Section of Environment, Energy, and Resources
Pesticides, Chemical Regulation, and Right-to-Know Committee - Newsletter Archive
Vol. 3, No. 2 - May 2002
Estimating Chemical Exposure
Theron Blickenstaff
Occupational and Environmental
Medicine Consulting
Kingsport, Tennessee
Risk is a function of hazard and exposure. For a very large number of chemicals, we know a great deal about hazard. Millions upon millions of dollars have been spent on animal testing and other types of studies to elucidate the harm that might be done. The exposure part of the equation, however, is much less well understood and is widely accepted to be the Achilles' heel of risk assessment.
What is meant, toxicologically speaking, by "exposure?" In order to do harm, a substance must come into direct contact with living tissue in such a way that it can exert an effect. Merely being in the proximity of a chemical does not constitute exposure, as long as it is properly contained.
There are four main ways to be exposed to something: you can swallow it, breathe it, get it on your skin, or have it injected. These correspond to the toxicological concepts of ingestion, inhalation, and dermal and parenteral exposures. There can be a direct effect on the surface, such as a chemical burn, or the substance can be absorbed and cause damage to the absorbing tissue. It may also travel by way of blood or the lymphatic system to other parts of the body. If something has no direct toxic effect, and it is not absorbed, it can cause no harm except mechanically. An example might be a piece of plastic that is swallowed and passes through the digestive system intact.
What if you smell something? Doesn't that mean you are exposed? Yes, but this brings up the most basic concept of toxicology: dose. Nearly all harmful effects are dose-dependent. Our sense of smell is capable of detecting some chemicals that are present in the air at concentrations of parts per billion, far too little to cause harm. Other chemicals, some of which are quite toxic, can't be detected at all even at extremely high concentrations - for example, carbon monoxide. The olfactory nerve connects directly to the limbic portion of the brain, where emotions reside. Perhaps this is why it is very difficult for the average person to accept that there is a total lack of correlation between odor and risk.
Determining what dose of a substance someone is exposed to usually involves making a series of assumptions such as what is the concentration, how much of the medium comes into contact with the person, and how much is actually absorbed. In the classical risk assessment, the worst case is assumed at each step, then all these worst case assumptions, plus some safety factors, are multiplied to come up with a total. Many believe that this results in greatly exaggerated risk estimates.
Three examples might help put our ability to accurately estimate exposure into context: medication, the workplace, and ambient pollution.
- Perhaps the most accurate exposure estimates come from the taking of medication. If someone is administered a known amount of a drug, using knowledge of pharmacokinetics derived from studies of groups of individuals, the amount reaching a target organ can be estimated. Sometimes we can even take a blood sample and get a more precise estimate. Measuring levels within tissues would be even more exact, but is not often done in humans. Without direct measurements, we make estimates that may or may not be very accurate in any given person because of individual variability.
- Intermediate in degree of difficulty might be a workplace situation where the level of contamination in the air has been measured by industrial hygiene methods. Detected levels can be compared to occupational exposure limits such as permissible exposure limits (PELs) or threshold limit values (TLVs). The ambient air in a work area can be analyzed, or a more precise measurement can be obtained by attaching the collecting device directly to the employee.
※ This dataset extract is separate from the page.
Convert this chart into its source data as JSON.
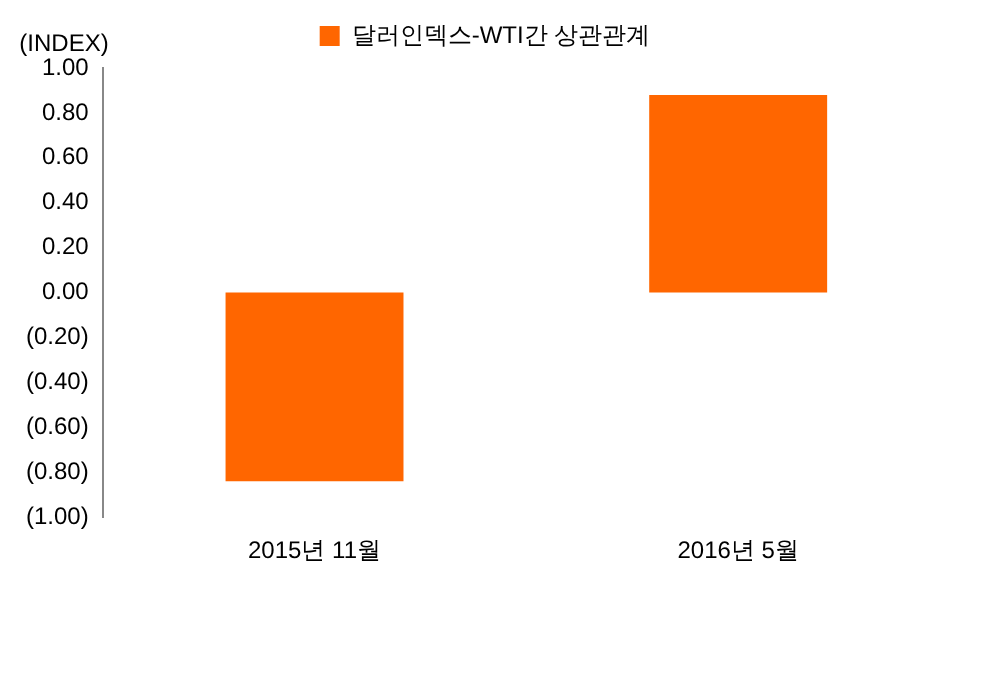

A worker's blood, urine or expired air can also be analyzed and the results compared to biological exposure indices (BEIs). Levels below these standards are assumed to be safe for the majority of workers.
- The least accurate estimates of exposure in our series of examples come from the case of ambient levels of contaminants in the environment. Direct measurements for an individual are very rarely done. Usually monitoring data are used, and these will be less accurate the farther away the person is from the monitoring site, and the less time the individual spends outdoors. For a soil contaminant, for example, it is assumed that there is a certain concentration in the soil, that a certain amount of soil gets ingested, another amount may become airborne and breathed, and a different amount may make its way into the water and get imbibed. Inevitably, there is some error in each of the estimates, so the total error tends to increase as the estimates are summed.
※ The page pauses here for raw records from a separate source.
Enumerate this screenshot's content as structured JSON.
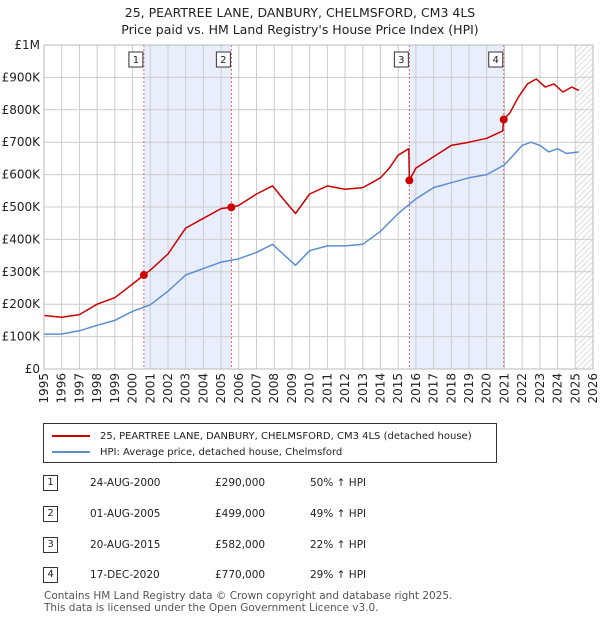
{
  "title_line1": "25, PEARTREE LANE, DANBURY, CHELMSFORD, CM3 4LS",
  "title_line2": "Price paid vs. HM Land Registry's House Price Index (HPI)",
  "colors": {
    "property": "#cc0000",
    "hpi": "#5b8ecf",
    "shade": "#e8eefb",
    "marker_line": "#dd6666",
    "grid": "#cccccc"
  },
  "legend": {
    "property_label": "25, PEARTREE LANE, DANBURY, CHELMSFORD, CM3 4LS (detached house)",
    "hpi_label": "HPI: Average price, detached house, Chelmsford"
  },
  "transactions": [
    {
      "num": "1",
      "date": "24-AUG-2000",
      "price": "£290,000",
      "hpi": "50% ↑ HPI"
    },
    {
      "num": "2",
      "date": "01-AUG-2005",
      "price": "£499,000",
      "hpi": "49% ↑ HPI"
    },
    {
      "num": "3",
      "date": "20-AUG-2015",
      "price": "£582,000",
      "hpi": "22% ↑ HPI"
    },
    {
      "num": "4",
      "date": "17-DEC-2020",
      "price": "£770,000",
      "hpi": "29% ↑ HPI"
    }
  ],
  "footer_line1": "Contains HM Land Registry data © Crown copyright and database right 2025.",
  "footer_line2": "This data is licensed under the Open Government Licence v3.0.",
  "chart_data": {
    "type": "line",
    "title": "25, PEARTREE LANE, DANBURY, CHELMSFORD, CM3 4LS",
    "subtitle": "Price paid vs. HM Land Registry's House Price Index (HPI)",
    "xlabel": "",
    "ylabel": "",
    "xlim": [
      1995,
      2026
    ],
    "ylim": [
      0,
      1000000
    ],
    "y_ticks": [
      {
        "value": 0,
        "label": "£0"
      },
      {
        "value": 100000,
        "label": "£100K"
      },
      {
        "value": 200000,
        "label": "£200K"
      },
      {
        "value": 300000,
        "label": "£300K"
      },
      {
        "value": 400000,
        "label": "£400K"
      },
      {
        "value": 500000,
        "label": "£500K"
      },
      {
        "value": 600000,
        "label": "£600K"
      },
      {
        "value": 700000,
        "label": "£700K"
      },
      {
        "value": 800000,
        "label": "£800K"
      },
      {
        "value": 900000,
        "label": "£900K"
      },
      {
        "value": 1000000,
        "label": "£1M"
      }
    ],
    "x_ticks": [
      "1995",
      "1996",
      "1997",
      "1998",
      "1999",
      "2000",
      "2001",
      "2002",
      "2003",
      "2004",
      "2005",
      "2006",
      "2007",
      "2008",
      "2009",
      "2010",
      "2011",
      "2012",
      "2013",
      "2014",
      "2015",
      "2016",
      "2017",
      "2018",
      "2019",
      "2020",
      "2021",
      "2022",
      "2023",
      "2024",
      "2025",
      "2026"
    ],
    "grid": true,
    "shaded_periods": [
      [
        2000.64,
        2005.58
      ],
      [
        2015.63,
        2020.96
      ]
    ],
    "hatched_from": 2025.0,
    "sales": [
      {
        "label": "1",
        "x": 2000.64,
        "y": 290000
      },
      {
        "label": "2",
        "x": 2005.58,
        "y": 499000
      },
      {
        "label": "3",
        "x": 2015.63,
        "y": 582000
      },
      {
        "label": "4",
        "x": 2020.96,
        "y": 770000
      }
    ],
    "series": [
      {
        "name": "25, PEARTREE LANE, DANBURY, CHELMSFORD, CM3 4LS (detached house)",
        "x": [
          1995,
          1996,
          1997,
          1998,
          1999,
          2000,
          2000.64,
          2001,
          2002,
          2003,
          2004,
          2005,
          2005.58,
          2006,
          2007,
          2007.9,
          2008.5,
          2009.2,
          2010,
          2011,
          2011.5,
          2012,
          2013,
          2014,
          2014.5,
          2015,
          2015.6,
          2015.63,
          2016,
          2017,
          2018,
          2019,
          2020,
          2020.9,
          2020.96,
          2021.3,
          2021.8,
          2022.3,
          2022.8,
          2023.3,
          2023.8,
          2024.3,
          2024.8,
          2025.2
        ],
        "y": [
          165000,
          160000,
          168000,
          200000,
          220000,
          262000,
          290000,
          305000,
          355000,
          435000,
          465000,
          495000,
          499000,
          505000,
          540000,
          565000,
          525000,
          480000,
          540000,
          565000,
          560000,
          555000,
          560000,
          590000,
          620000,
          660000,
          680000,
          582000,
          620000,
          655000,
          690000,
          700000,
          712000,
          735000,
          770000,
          790000,
          840000,
          880000,
          895000,
          870000,
          880000,
          855000,
          870000,
          860000
        ]
      },
      {
        "name": "HPI: Average price, detached house, Chelmsford",
        "x": [
          1995,
          1996,
          1997,
          1998,
          1999,
          2000,
          2001,
          2002,
          2003,
          2004,
          2005,
          2006,
          2007,
          2007.9,
          2008.5,
          2009.2,
          2010,
          2011,
          2012,
          2013,
          2014,
          2015,
          2016,
          2017,
          2018,
          2019,
          2020,
          2021,
          2022,
          2022.5,
          2023,
          2023.5,
          2024,
          2024.5,
          2025.2
        ],
        "y": [
          107000,
          108000,
          118000,
          135000,
          150000,
          178000,
          198000,
          240000,
          290000,
          310000,
          330000,
          340000,
          360000,
          385000,
          355000,
          320000,
          365000,
          380000,
          380000,
          385000,
          425000,
          480000,
          525000,
          560000,
          575000,
          590000,
          600000,
          630000,
          690000,
          700000,
          690000,
          670000,
          680000,
          665000,
          670000
        ]
      }
    ]
  }
}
Recently the Centers for Disease Control and Prevention (CDC) has undertaken a Biomonitoring Program that promises to increase our knowledge of the amounts of environmental chemicals in the human body by analyzing blood, urine, serum, saliva or tissues. Definitive answers to the multitude of questions in this area are years away. Meanwhile we must deal with public concern over the mere detection of any amount of a contaminant, regardless of what it may or may not actually mean.
Theron Blickenstaff is owner of Occupational and Environmental Medicine Consulting in Kingsport, Tennessee. Dr. Blickenstaff provides litigation support in Workers' Compensation, toxic tort and product liability cases, and consults in epidemiology and chemical product hazard communications. He has a medical degree from the University of Cincinnati, an undergraduate degree in biology from Manchester College, a masters of public health degree from the University of North Carolina at Chapel Hill, and is board certified in occupational and environmental medicine.